Can data from the ECI hep?
An analysis of Election Commission data by HT shows that of the 42 Muslim dominated constituencies, 32 were won by the BJP. In 2007, the BJP won just 6 of these 42 seats, and just 7 in the 2012 assembly elections. Plus, the vote share of the BJP in these constituencies stood at 39.2%, just marginally less than the overall vote share. Does this indicate massive voting by Muslims in favor of the BJP?
“Whenever there are big majorities, winning parties perform well across all types of constituencies, following the overall trend. The pattern has been observed for reserved constituencies, and shouldn’t be very different for Muslim-dominated seats,” says Rahul Verma. Like the BJP, BSP bagged the majority of these 42 seats in 2007 when it won the election and so was the case with SP in 2012.
Based on field studies, Dr AK Verma says that “Muslims in Fatehpur region were upbeat about voting for BJP due to demonetisation,” and there were other regions where “Triple Talaq was an important issue for Muslim women which could have translated into some votes for the BJP.”
However, massive voting from Muslims in these constituencies is not a definite requirement for the BJP’s success. Historical voting pattern in UP tells us that high-tone election campaigns by so-called “secular” parties for Muslim support can polarise the election along religious lines. Then, two factors can explain the victory.
First, the Muslim vote may have fragmented among various parties and candidates. Second, religious polarisation may have caused a consolidation of the Hindu vote, which helps the BJP gain more votes. The BJP’s push in the election campaign to increase its base among the non-Yadav OBC and the non-Jatav Dalit could have possibly triggered the consolidation, leading to victory in these seats.
“It is the Hindus who got together and voted en bloc for the BJP in this election, rising above caste and other identities,” said an RSS source who spoke on the condition of anonymity because he was not authorized to speak publicly.
Do Muslims vote for Muslim candidates?
35 of the 42 Muslim-dominated constituencies had a Muslim candidate fighting from a major party, (either the SP-Congress alliance or the BSP; the BJP did not field any Muslim candidate across UP). Of these 35, 26 were won by BJP and 9 by SP.

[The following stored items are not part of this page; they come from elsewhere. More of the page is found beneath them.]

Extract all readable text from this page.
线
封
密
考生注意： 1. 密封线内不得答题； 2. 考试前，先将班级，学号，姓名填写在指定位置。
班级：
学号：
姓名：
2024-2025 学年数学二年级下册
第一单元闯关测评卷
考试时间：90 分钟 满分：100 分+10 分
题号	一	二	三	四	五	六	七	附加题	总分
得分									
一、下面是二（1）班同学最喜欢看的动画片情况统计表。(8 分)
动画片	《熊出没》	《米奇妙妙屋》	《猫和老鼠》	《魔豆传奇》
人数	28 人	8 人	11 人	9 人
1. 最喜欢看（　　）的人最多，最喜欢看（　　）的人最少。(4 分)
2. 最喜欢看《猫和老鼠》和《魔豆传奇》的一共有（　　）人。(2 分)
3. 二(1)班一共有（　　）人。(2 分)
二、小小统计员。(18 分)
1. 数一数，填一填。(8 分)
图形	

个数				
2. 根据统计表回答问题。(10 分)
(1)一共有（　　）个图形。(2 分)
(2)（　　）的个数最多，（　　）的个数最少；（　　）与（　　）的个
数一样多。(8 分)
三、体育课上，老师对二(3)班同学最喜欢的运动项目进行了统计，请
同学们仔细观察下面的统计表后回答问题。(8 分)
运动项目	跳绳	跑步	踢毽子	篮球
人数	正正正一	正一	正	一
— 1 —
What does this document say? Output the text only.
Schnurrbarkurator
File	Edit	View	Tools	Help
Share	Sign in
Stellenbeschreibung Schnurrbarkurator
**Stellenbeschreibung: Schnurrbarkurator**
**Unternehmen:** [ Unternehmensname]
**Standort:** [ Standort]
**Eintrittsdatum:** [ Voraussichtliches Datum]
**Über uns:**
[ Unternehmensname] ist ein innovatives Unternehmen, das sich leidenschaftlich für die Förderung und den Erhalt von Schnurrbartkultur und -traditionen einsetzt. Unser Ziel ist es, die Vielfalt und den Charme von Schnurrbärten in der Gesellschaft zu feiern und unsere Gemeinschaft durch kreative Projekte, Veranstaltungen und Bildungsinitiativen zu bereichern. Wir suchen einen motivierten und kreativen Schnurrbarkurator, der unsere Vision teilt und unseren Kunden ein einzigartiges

The EPW paper cites research of Oliver Heath (University of London) and others which indicates that Muslim voters are likely to vote for Muslim candidates “only when they are perceived to have realistic chances of winning.”
Muslims don’t vote en bloc to defeat the BJP
Contrary to popular perception, Muslims do not vote en bloc and strategically to defeat the BJP in elections, the EPW paper argues, using public opinion and election returns data from Uttar Pradesh. They provide empirical evidence to show that “the political and electoral behaviour of Muslims is no different from that of any other major community in the state.” For instance, upwardly mobile Muslims have different political preferences than marginalised ones. “Though the SP received the maximum vote share across all four categories, the party does better among the upwardly mobile section of Muslims.”